On Saturday night in Amsterdam, Germany suffered their first defeat to the Netherlands since 2002. Joachim Löw’s men were beaten 3-0 by the Oranje, who took the lead through Virgil van Dijk on the half-hour mark and put the game to bed with two late goals from Memphis Depay and Georginio Wynaldum once Germany had thrown everything forward in search of an equaliser.
Germany now sit bottom of the Nations League Group A1 behind World Cup holders France and the Netherlands. The game was Joachim Löw’s 168th as head coach, making him the all-time DFB record holder of longest-serving coach ahead of the legendary Sepp Herberger (167).

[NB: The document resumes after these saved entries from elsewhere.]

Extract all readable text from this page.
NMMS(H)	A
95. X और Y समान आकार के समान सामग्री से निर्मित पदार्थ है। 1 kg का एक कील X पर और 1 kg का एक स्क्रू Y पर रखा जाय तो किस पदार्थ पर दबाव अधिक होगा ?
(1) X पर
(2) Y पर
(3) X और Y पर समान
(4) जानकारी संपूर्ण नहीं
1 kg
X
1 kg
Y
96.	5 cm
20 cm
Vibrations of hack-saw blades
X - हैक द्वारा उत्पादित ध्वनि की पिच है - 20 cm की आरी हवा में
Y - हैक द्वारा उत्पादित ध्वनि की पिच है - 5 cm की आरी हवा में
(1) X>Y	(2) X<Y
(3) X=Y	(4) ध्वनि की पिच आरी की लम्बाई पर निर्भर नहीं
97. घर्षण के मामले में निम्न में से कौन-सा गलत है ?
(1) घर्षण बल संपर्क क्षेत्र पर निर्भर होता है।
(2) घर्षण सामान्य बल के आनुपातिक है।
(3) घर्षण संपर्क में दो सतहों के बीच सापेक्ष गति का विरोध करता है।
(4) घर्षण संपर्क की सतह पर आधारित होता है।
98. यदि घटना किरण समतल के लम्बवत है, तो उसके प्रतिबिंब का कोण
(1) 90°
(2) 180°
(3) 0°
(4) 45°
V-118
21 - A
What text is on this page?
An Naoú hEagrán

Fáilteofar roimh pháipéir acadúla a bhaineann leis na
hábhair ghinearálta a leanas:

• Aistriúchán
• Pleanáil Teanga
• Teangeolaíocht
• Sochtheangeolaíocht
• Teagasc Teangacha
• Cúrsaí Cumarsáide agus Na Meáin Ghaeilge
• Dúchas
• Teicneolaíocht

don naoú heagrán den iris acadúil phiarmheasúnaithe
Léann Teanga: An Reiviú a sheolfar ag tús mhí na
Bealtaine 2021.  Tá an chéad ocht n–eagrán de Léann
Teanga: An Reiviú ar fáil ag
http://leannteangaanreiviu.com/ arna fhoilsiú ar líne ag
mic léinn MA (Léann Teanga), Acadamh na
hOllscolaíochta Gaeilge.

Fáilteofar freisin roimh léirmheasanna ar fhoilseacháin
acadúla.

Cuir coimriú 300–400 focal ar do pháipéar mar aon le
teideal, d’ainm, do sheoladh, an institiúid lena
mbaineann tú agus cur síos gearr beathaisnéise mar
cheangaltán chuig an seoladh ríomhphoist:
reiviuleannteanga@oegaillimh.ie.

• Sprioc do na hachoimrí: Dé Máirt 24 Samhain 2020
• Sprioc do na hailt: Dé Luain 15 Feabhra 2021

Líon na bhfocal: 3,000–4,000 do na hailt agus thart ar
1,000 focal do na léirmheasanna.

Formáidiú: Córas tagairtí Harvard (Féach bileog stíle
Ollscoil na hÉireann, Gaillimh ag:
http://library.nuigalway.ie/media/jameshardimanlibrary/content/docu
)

Joachim Löw gave Mark Uth a debut start against the Netherlands, making him the 100th Germany international debutant of the Löw era. Alongside Uth, Löw named five Bayern stars in his starting XI: Hummels and Boateng at centre back in front of captain Manuel Neuer, with Joshua Kimmich in defensive midfield and Thomas Müller attacking down the right.
Jonas Hector and Matthias Ginter completed the back four either side of Hummels and Boateng, while Toni Kroos and Emre Can lined up in a more attacking central role in front of Kimmich. Timo Werner took his place on the left side of the front three.
Germany came out of the traps quickly in a sold-out Johan Cruyff Arena, enjoying the majority of the early possession and posing a particular threat down the left. On several occasions, Thomas Müller migrated over to the left wing to support Timo Werner and some good link-up play between the two of them soon led to Germany’s first chance: Thomas Müller played a dangerous through ball into the path of Timo Werner, whose pace took him away from the defenders, but with the goalkeeper closing him down quickly, Werner could only flick the ball past the goal.
Moments later, Thomas Müller was denied by some quick reflexes from Cillessen, after being picked out by Toni Kroos from out wide. Germany looked their most dangerous at this point in the game, with Mark Uth almost crowning his debut with the opening goal. Once again, Cillessen was on hand for the Netherlands to avert the danger.
Having survived the pressure, Koeman’s Oranje took full advantage of their first clear-cut chance: A dangerous Memphis Depay corner completely wrong-footed Manuel Neuer, who could only watch as Ryan Babel’s header deflected off the crossbar for Virgil van Dijk to nod into an open goal from half a yard.
Somewhat derailed by the goal, Germany called upon some Matthias Ginter heroics on the goal line to prevent a quick second - the Gladbach defender miraculously intercepting a low cross without turning the ball in for an own goal.
Before half time, there was to be one more big chance for Germany, who had now picked themselves back up. An outstanding diagonal pass from Emre Can rolled into the path of Thomas Müller, who seemed certain to equalise, but could only hit the side-netting. Joachim Löw’s team went into the changing rooms at half time trailing by one goal, but by no means out of the game.
The change of ends was greeted with attacking football from both sides, which resulted in a handful of chances in the first ten minutes of the second half. Mats Hummels was one fortunate deflection away from the equaliser, before he returned to his defensive duties at the other end and ironed out the danger created by a lively Memphis Depay.
The introduction of Leroy Sané and Julian Draxler gave Joachim Löw’s attack a new lease of life in the 57th minute, and Germany proceeded to remain on the front foot in their quest for an equaliser. After 65 minutes, however, a golden opportunity for Leroy Sané went begging. Seemingly unfazed by the miss, Sané continued to attack with courage, but the Dutch defence stood strong. There was no way through for Germany.
Understandably, Germany threw everything forward in the closing stages, but a poor touch from Draxler in the build-up play allowed Netherlands to break and double their lead in the 87th minute. With the game all-but over, Wynaldum rubbed salt in the German wounds with a third Netherlands goal on the brink of full time, making the final score a painful 3-0 to the hosts.
Germany’s first chance to bounce back from this disappointment presents itself as soon as Tuesday night, when Löw’s men travel to the home of world champions France.